Nitin Gadkari recently gave an interesting insight in the Lok Sabha. The government of India earned ₹65 crore by providing 87 private and 32 government entities access to a database of vehicle registration and drivers’ licences.

During a recent hearing on data privacy in the Supreme Court, Justice Deepak Gupta said he was afraid of using mobiles as he found Google tracking him everywhere. Further, he said that he could buy an AK-47 assault rifle on the Internet.

In this age of digitisation, data means money, but there are issues, as Justice Gupta pointed out.

Yet, India does not have any law to protect personal data.

Back in the day, life was easier when ‘apple’ and ‘blackberry’ were still fruits. In the 1990s, Google was a simple search engine. Android, YouTube, Google Maps and Gmail were yet to be born. Google had a privacy policy even then—a simple 600 words to detail the process of collection and usage of personal data. More than 20 years later, Google’s privacy policy runs into a sprawling 4,000-word treatise to explain the company’s data practices. The metamorphosis across 20 years and 30 versions is pretty much the story of the World Wide Web’s transmutation into a terribly complex animal. And all tech players have been smart enough to carve privacy policies to match Google’s.

Data Governance: The Big Imperative

The basis for research, a key input for knowledge, a tool of power and domination, and a subject of legislation and governance—the definition of data ticks all these. With humans working, shopping, and communicating online, the digital economy today is thriving with massive data being produced and exchanged every second. It is the most important asset that a company has.

Hence, governance of data is imperative, for privacy concerns are on the rise. “Data is the pollution problem of the information age, and protecting privacy is the environmental challenge,” says American cryptographer and privacy specialist Bruce Schneier. Privacy may simply be defined as the right of an individual to be free from uninvited surveillance. However, increased surveillance combined with profiling of individuals can lead to an impact on individual independence and therefore is tantamount to breach of privacy. A Supreme Court order in 2017 upheld the right to privacy as a fundamental right protected by the Constitution.

The World at India’s Doors

India is among the fastest-growing economies in the world. Its digital economy, worth $200 billion now, is projected to reach $1 trillion according to a government-commissioned study—which will boost the $2.6-trillion economy to a $5-trillion one. Technology majors from Beijing to the Silicon Valley realise the tremendous opportunities that the seismic shift from the old economy to the digital economy is throwing open in the country in sectors such as IT, e-commerce, telecom, digital payments, and online government services.

Privacy versus Digitisation

And so, India must strike the right balance while formulating laws to leverage a data-driven ecosystem with reasonable restrictions.

The proposed privacy law is based on the Draft Personal Data Protection Bill, 2018. The core idea is to protect the individual’s interest while allowing legitimate use of data by the state and private enterprises.

The draft bill has more than its fair share of positives. It has, however, been criticised for some ambiguities, imposing excessive obligations on data fiduciaries and/or prescribing disproportionate punishments.

One particular controversy has been on the proposed data localisation as a mandatory requirement. Arguments range from the associated limitations of such data localisation being against the basic philosophy of the Internet to imposing additional operating costs on data fiduciaries to hindering global innovation and progress of India’s digital economy to challenging the principles of free-market economy.

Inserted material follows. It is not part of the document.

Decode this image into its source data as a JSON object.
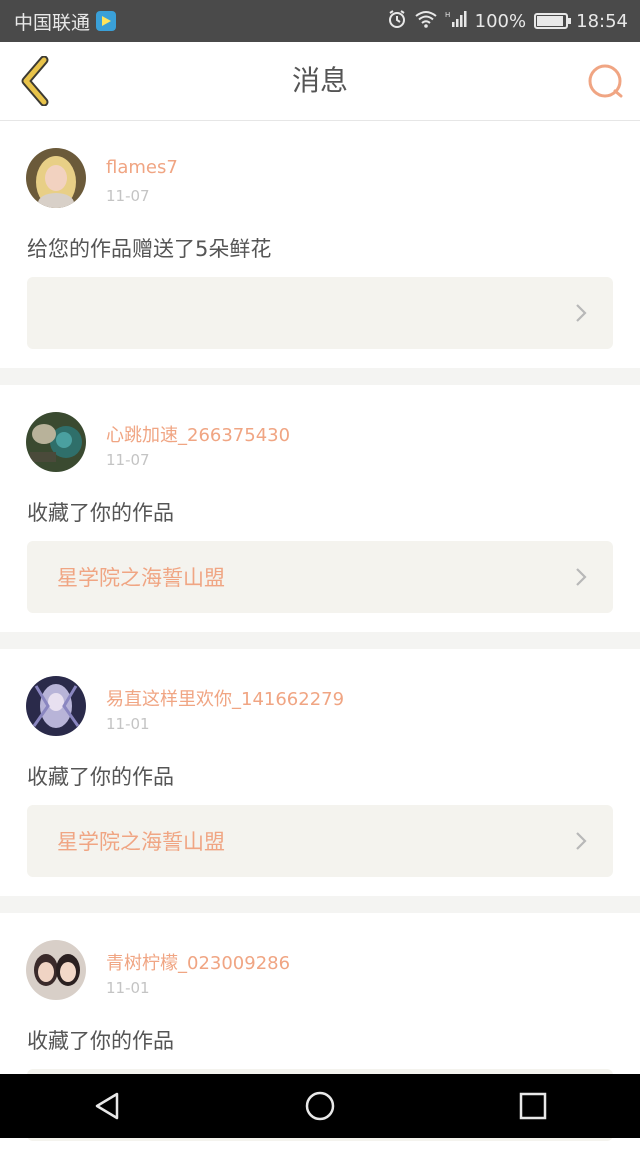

In the wake of India’s data localisation provision, Mark Zuckerberg was vocal in describing it as setting a precedent with more authoritarian countries tightening their restrictions over data. The U.S. government has cited the same as one of its main concerns in its bilateral relationship with India.

However, S. Gopalakrishnan, additional secretary, Ministry of Electronics and Information Technology, recently expressed hope that opposition from foreign companies to data localisation may weaken when a global framework for taxing big tech majors is formed. He was hinting at a recent proposal by the Organisation of Economic Cooperation and Development to extend governments’ rights to tax MNCs.

It is premature to comment, as the final law is about to be put before Parliament. It is hoped that a little more balance will help in India’s promotion of Digital India, Make in India and in making ‘doing business in India’ work.

Differing Global Views

Data protection and privacy are resonating across global conversations. California’s upcoming Consumer Privacy Act, South Korea’s Personal Information Protection Act (which is being updated) and India’s Personal Data Protection Bill are on the watch lists of observers.

The U.S. data protection model allows the collection of personal information as long as the individual is informed of such collection and use. It is considered the most laissez-faire in its approach.

The U.S. data protection model restrains the state; the European model privileges the individual; the Chinese model serves the collective. While addressing concerns over data exploitation and colonisation in a market with more than a billion people, the Indian government has the opportunity to chart a new course and create an independent identity for New Delhi on the global stage.

Views are personal.

The author is executive-in-residence at ISB and at UCLA, and an adviser to CXOs and startups.